As a person who enjoys everything that the women’s clothes market has to offer, and I do mean *everything*; we emptied some of the loft this weekend and I found chain mail handkerchief tops and suede shorts I adored way back when, I can go out and buy dresses in all different fabrics and lengths and colours and styles, skirts and trousers, shorts and jumpsuits, jeans and jumpers, cardigans….I can find whatever I want. The amount of effort that goes into designing the clothes is clear. When my sister gave birth to her girls, she was showered with the cutest little outfits.
Then I had boys and it became abundantly clear.
BOYS CLOTHES GENERALLY SUCK. Once they’re beyond two years old, it’s all downhill in the adorable clothes section. Boys clothes designers are either very lazy, or hate boys. They’re dark, or dull, or boring and stereotypically samey. There’s very little joy in shopping for boys. It’s more a necessity. They grow and you need more of them.
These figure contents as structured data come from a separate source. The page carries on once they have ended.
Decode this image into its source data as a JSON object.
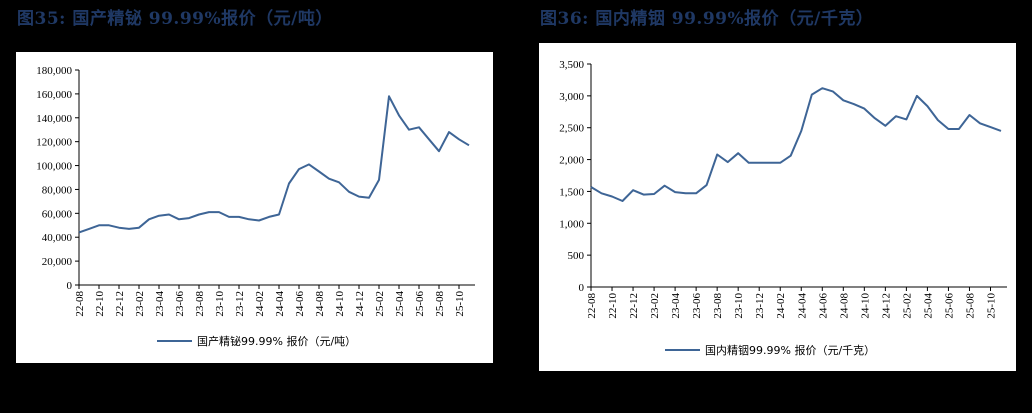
{
  "figures": {
    "left": {
      "title": "图35:  国产精铋 99.99%报价（元/吨）"
    },
    "right": {
      "title": "图36:  国内精铟 99.99%报价（元/千克）"
    }
  },
  "colors": {
    "line": "#3e6596",
    "title": "#1f3864",
    "axis": "#000000",
    "background": "#000000",
    "panel": "#ffffff"
  },
  "chart_data": [
    {
      "type": "line",
      "title": "图35:  国产精铋 99.99%报价（元/吨）",
      "xlabel": "",
      "ylabel": "",
      "ylim": [
        0,
        180000
      ],
      "yticks": [
        0,
        20000,
        40000,
        60000,
        80000,
        100000,
        120000,
        140000,
        160000,
        180000
      ],
      "ytick_labels": [
        "0",
        "20,000",
        "40,000",
        "60,000",
        "80,000",
        "100,000",
        "120,000",
        "140,000",
        "160,000",
        "180,000"
      ],
      "xtick_labels": [
        "22-08",
        "22-10",
        "22-12",
        "23-02",
        "23-04",
        "23-06",
        "23-08",
        "23-10",
        "23-12",
        "24-02",
        "24-04",
        "24-06",
        "24-08",
        "24-10",
        "24-12",
        "25-02",
        "25-04",
        "25-06",
        "25-08",
        "25-10"
      ],
      "grid": false,
      "legend_position": "bottom",
      "series": [
        {
          "name": "国产精铋99.99% 报价（元/吨）",
          "x": [
            "22-08",
            "22-09",
            "22-10",
            "22-11",
            "22-12",
            "23-01",
            "23-02",
            "23-03",
            "23-04",
            "23-05",
            "23-06",
            "23-07",
            "23-08",
            "23-09",
            "23-10",
            "23-11",
            "23-12",
            "24-01",
            "24-02",
            "24-03",
            "24-04",
            "24-05",
            "24-06",
            "24-07",
            "24-08",
            "24-09",
            "24-10",
            "24-11",
            "24-12",
            "25-01",
            "25-02",
            "25-03",
            "25-04",
            "25-05",
            "25-06",
            "25-07",
            "25-08",
            "25-09",
            "25-10",
            "25-11"
          ],
          "values": [
            44000,
            47000,
            50000,
            50000,
            48000,
            47000,
            48000,
            55000,
            58000,
            59000,
            55000,
            56000,
            59000,
            61000,
            61000,
            57000,
            57000,
            55000,
            54000,
            57000,
            59000,
            85000,
            97000,
            101000,
            95000,
            89000,
            86000,
            78000,
            74000,
            73000,
            88000,
            158000,
            142000,
            130000,
            132000,
            122000,
            112000,
            128000,
            122000,
            117000
          ]
        }
      ]
    },
    {
      "type": "line",
      "title": "图36:  国内精铟 99.99%报价（元/千克）",
      "xlabel": "",
      "ylabel": "",
      "ylim": [
        0,
        3500
      ],
      "yticks": [
        0,
        500,
        1000,
        1500,
        2000,
        2500,
        3000,
        3500
      ],
      "ytick_labels": [
        "0",
        "500",
        "1,000",
        "1,500",
        "2,000",
        "2,500",
        "3,000",
        "3,500"
      ],
      "xtick_labels": [
        "22-08",
        "22-10",
        "22-12",
        "23-02",
        "23-04",
        "23-06",
        "23-08",
        "23-10",
        "23-12",
        "24-02",
        "24-04",
        "24-06",
        "24-08",
        "24-10",
        "24-12",
        "25-02",
        "25-04",
        "25-06",
        "25-08",
        "25-10"
      ],
      "grid": false,
      "legend_position": "bottom",
      "series": [
        {
          "name": "国内精铟99.99% 报价（元/千克）",
          "x": [
            "22-08",
            "22-09",
            "22-10",
            "22-11",
            "22-12",
            "23-01",
            "23-02",
            "23-03",
            "23-04",
            "23-05",
            "23-06",
            "23-07",
            "23-08",
            "23-09",
            "23-10",
            "23-11",
            "23-12",
            "24-01",
            "24-02",
            "24-03",
            "24-04",
            "24-05",
            "24-06",
            "24-07",
            "24-08",
            "24-09",
            "24-10",
            "24-11",
            "24-12",
            "25-01",
            "25-02",
            "25-03",
            "25-04",
            "25-05",
            "25-06",
            "25-07",
            "25-08",
            "25-09",
            "25-10",
            "25-11"
          ],
          "values": [
            1570,
            1470,
            1420,
            1350,
            1520,
            1450,
            1460,
            1590,
            1490,
            1470,
            1470,
            1600,
            2080,
            1960,
            2100,
            1950,
            1950,
            1950,
            1950,
            2060,
            2450,
            3020,
            3120,
            3070,
            2930,
            2870,
            2800,
            2650,
            2530,
            2680,
            2630,
            3000,
            2840,
            2620,
            2480,
            2480,
            2700,
            2570,
            2510,
            2450
          ]
        }
      ]
    }
  ]
}
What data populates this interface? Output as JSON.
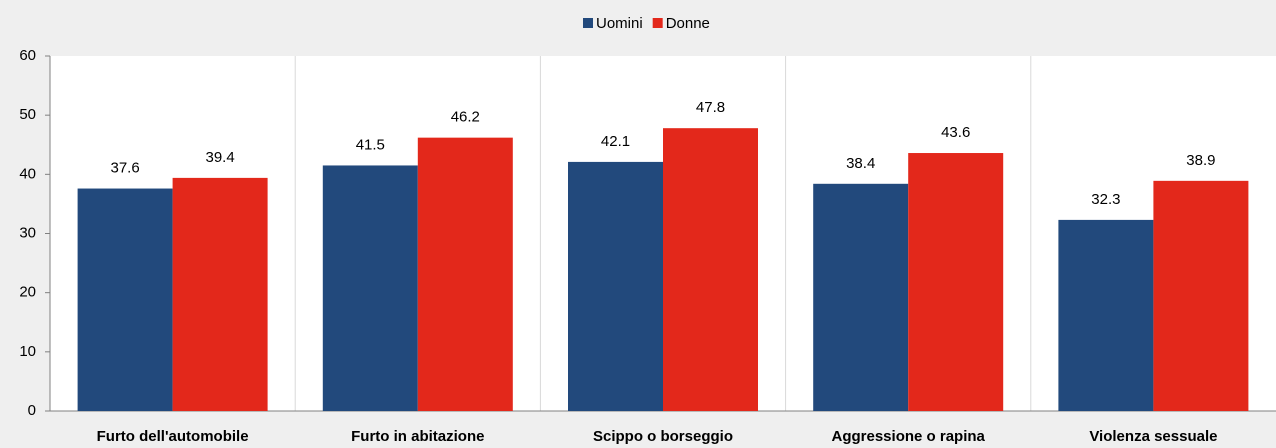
{
  "chart_data": {
    "type": "bar",
    "categories": [
      "Furto dell'automobile",
      "Furto in abitazione",
      "Scippo o borseggio",
      "Aggressione o rapina",
      "Violenza sessuale"
    ],
    "series": [
      {
        "name": "Uomini",
        "color": "#22497c",
        "values": [
          37.6,
          41.5,
          42.1,
          38.4,
          32.3
        ]
      },
      {
        "name": "Donne",
        "color": "#e3281b",
        "values": [
          39.4,
          46.2,
          47.8,
          43.6,
          38.9
        ]
      }
    ],
    "ylim": [
      0,
      60
    ],
    "yticks": [
      0,
      10,
      20,
      30,
      40,
      50,
      60
    ],
    "grid": false,
    "legend": "top"
  }
}
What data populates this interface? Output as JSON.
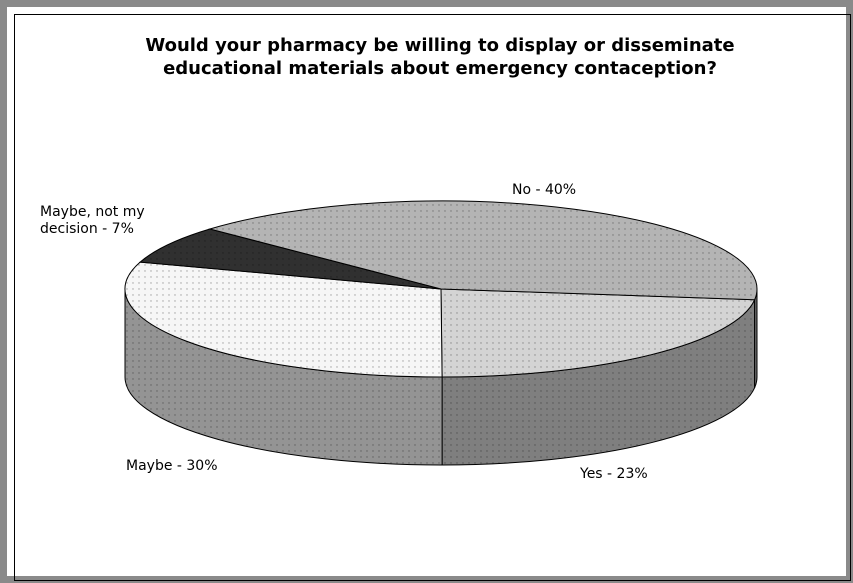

There’s only one exception.
The t-shirt. T-shirts make up the bulk of our clothes in our home. We have Walt Disney t-shirts, Marvel Universe and DC, Harry Potter and Fortnite, FNAF and Minecraft, and DanTDM…and it’s the only item of clothing that my boys care about at all.
Gav also lives in his themed t-shirts and as a senior software engineer at IBM for the past twenty years, as he isn’t customer facing, he’s enjoyed a long and comfortable career, dressed in shorts and a t-shirt for most of his working days. His latest favourite t-shirt is his prized Back to the Future one that he got for the UK Games Expo, which was cancelled due to the coronavirus and we ended up streaming Virtually Expo instead.
Christmas t-shirts are also a huge thing. In fact, I buy Hallowe’en, Christmas and Easter t-shirts – and birthday t-shirts, holiday t-shirts. In fact I can justify buying a t-shirt for every occasion. I’d like to meet the person – I think it was a woman in the 1980s? – responsible for the t-shirt and shake their hand. They make our lives comfortable and colourful.